Danglard terminó su vaso y lo volvió a dejar sin ruido sobre el mostrador.

– Lisboa -dijo deslizando un papel doblado sobre la barra-. Hotel Sao Jorge. Habitación 302.

– ¿Marie-Belle?

– Camille.

Adamsberg sintió cómo su cuerpo se ponía tenso como bajo un brusco empellón.

– ¿Cómo lo sabe, Danglard?

– He hecho que la siguiesen -dijo Danglard inclinándose para recoger al gatito o para ocultar su rostro-. Desde el principio. Como un cabrón. No debe saberlo nunca.

– ¿Por un policía?

– Por Villeneuve, un veterano del distrito 5.

Adamsberg se quedó inmóvil, con el ojo fijo en el papel doblado.

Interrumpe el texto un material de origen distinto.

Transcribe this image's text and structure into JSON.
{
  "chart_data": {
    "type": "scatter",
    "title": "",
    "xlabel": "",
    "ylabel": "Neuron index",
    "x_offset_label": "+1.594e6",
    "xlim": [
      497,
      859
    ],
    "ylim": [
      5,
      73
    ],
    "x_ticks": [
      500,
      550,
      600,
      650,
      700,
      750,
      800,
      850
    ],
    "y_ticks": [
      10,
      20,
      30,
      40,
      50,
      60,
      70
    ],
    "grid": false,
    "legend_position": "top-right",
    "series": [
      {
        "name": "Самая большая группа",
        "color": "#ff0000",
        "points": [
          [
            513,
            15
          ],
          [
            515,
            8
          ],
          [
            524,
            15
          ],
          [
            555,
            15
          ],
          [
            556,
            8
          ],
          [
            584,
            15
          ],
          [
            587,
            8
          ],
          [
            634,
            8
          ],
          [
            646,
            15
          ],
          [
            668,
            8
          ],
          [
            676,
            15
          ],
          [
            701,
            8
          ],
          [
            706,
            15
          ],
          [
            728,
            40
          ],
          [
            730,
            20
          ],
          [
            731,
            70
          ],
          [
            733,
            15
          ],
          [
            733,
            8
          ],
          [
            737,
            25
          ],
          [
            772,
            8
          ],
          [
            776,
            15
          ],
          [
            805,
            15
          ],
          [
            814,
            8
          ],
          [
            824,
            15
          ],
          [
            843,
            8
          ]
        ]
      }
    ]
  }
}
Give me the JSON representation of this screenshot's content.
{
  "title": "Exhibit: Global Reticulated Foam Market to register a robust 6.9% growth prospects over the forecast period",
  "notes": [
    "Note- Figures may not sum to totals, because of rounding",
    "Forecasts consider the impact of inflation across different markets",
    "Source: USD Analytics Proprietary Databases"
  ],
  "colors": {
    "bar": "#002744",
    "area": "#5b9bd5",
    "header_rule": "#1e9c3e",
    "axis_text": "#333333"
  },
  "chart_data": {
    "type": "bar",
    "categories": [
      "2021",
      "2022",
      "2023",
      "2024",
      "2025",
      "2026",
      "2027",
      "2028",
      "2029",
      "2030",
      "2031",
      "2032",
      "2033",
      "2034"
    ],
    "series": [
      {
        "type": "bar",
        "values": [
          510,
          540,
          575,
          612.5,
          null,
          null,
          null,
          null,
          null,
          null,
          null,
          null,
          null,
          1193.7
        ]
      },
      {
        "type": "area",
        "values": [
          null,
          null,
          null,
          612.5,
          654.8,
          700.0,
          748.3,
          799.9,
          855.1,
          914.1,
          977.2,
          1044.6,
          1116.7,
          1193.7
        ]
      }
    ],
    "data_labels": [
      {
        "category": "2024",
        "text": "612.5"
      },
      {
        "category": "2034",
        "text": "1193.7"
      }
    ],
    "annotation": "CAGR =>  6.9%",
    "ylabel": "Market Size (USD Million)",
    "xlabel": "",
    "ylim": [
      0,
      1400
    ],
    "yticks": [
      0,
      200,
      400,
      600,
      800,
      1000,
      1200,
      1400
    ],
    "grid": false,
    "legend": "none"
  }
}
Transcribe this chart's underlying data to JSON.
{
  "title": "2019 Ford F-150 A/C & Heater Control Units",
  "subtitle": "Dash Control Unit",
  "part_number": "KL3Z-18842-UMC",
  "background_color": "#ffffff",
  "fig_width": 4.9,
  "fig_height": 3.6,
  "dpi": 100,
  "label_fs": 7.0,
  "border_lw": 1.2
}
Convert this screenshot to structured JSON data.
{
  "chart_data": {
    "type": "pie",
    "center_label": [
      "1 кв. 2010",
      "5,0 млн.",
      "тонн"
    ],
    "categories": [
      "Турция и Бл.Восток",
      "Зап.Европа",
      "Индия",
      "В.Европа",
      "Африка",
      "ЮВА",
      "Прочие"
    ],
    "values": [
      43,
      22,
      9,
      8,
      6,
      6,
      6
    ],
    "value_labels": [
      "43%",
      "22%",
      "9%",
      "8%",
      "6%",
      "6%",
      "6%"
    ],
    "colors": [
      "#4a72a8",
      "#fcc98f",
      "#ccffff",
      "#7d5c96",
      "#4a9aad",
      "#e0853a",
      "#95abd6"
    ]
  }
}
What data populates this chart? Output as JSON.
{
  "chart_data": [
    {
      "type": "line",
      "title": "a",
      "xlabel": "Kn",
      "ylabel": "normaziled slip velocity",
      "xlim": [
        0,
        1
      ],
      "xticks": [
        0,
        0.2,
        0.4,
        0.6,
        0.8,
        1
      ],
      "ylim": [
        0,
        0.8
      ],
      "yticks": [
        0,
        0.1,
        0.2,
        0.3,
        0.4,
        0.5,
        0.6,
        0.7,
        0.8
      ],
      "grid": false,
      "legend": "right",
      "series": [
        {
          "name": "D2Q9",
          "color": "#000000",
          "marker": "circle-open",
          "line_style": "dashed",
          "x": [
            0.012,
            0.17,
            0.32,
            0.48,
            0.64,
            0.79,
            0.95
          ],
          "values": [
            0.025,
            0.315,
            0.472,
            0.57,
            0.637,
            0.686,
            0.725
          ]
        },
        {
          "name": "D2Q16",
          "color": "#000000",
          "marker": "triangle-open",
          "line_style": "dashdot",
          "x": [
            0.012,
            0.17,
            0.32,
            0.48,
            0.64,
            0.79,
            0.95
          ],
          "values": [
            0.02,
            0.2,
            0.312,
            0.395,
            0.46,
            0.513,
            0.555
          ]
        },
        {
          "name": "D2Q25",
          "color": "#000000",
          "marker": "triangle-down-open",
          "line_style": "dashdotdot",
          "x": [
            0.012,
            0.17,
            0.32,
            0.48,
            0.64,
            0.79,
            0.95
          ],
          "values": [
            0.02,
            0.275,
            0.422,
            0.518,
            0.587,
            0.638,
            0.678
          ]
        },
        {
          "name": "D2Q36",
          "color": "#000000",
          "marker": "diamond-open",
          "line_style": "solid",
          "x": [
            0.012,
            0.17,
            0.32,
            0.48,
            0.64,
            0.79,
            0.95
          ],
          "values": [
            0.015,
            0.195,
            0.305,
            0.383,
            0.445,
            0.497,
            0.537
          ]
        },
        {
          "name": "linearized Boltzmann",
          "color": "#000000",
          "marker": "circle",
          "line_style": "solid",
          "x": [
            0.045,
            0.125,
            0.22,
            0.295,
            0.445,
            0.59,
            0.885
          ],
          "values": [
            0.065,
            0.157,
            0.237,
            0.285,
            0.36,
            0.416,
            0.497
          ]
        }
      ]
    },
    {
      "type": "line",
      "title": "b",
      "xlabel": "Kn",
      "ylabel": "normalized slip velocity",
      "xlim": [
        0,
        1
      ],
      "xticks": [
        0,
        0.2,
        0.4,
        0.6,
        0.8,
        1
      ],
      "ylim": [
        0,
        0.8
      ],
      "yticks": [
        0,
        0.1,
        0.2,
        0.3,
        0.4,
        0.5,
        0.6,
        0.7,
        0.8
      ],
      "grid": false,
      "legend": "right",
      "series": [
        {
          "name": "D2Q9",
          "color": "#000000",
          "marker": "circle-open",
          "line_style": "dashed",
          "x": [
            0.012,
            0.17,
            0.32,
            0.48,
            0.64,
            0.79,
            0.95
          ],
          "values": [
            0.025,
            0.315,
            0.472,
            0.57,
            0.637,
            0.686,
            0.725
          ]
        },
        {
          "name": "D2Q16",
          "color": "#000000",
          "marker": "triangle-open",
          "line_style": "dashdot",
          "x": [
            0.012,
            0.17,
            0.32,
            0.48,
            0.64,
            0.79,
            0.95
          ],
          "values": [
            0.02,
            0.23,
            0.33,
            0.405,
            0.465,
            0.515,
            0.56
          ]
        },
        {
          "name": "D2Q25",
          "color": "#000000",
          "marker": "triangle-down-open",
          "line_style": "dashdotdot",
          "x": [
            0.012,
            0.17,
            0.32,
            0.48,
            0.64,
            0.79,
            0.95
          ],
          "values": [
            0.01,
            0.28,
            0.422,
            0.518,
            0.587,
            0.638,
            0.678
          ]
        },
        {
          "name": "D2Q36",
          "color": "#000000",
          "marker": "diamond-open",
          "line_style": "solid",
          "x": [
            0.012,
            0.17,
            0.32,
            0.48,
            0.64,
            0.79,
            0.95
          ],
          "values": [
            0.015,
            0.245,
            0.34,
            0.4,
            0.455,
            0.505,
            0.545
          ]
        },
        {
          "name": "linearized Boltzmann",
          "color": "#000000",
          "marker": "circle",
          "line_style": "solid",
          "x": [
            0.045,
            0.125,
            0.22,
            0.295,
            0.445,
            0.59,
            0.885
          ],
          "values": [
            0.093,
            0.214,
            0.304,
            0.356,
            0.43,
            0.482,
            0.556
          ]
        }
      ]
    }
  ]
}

– Habrá otras colisiones -dijo.

– Lo sé.

– Y por otro lado…

– Lo sé. Por otro lado.

Adamsberg observó sin moverse el papel blanco, después avanzó lentamente la mano y la volvió a cerrar sobre él.

– Gracias, Danglard.

Danglard volvió a colocar al gatito bajo su brazo y salió de El Vikingo haciendo una seña con la mano, de espaldas.

– ¿Era su colega? -preguntó Bertin.

– Un mensajero. De los dioses.

Cuando se hizo de noche en la plaza, Adamsberg, apoyado en el plátano, abrió su cuaderno y arrancó una página. Reflexionó y después escribió Camille. Esperó un instante y añadió Yo.

El principio de una frase, pensó. No está tan mal.

Después de diez minutos, como la continuación de la frase no venía, puso un punto después del Yo y dobló la hoja alrededor de una moneda de cinco francos.

Después, con paso lento, atravesó la plaza y metió su ofrenda en la urna azul de Joss Le Guern.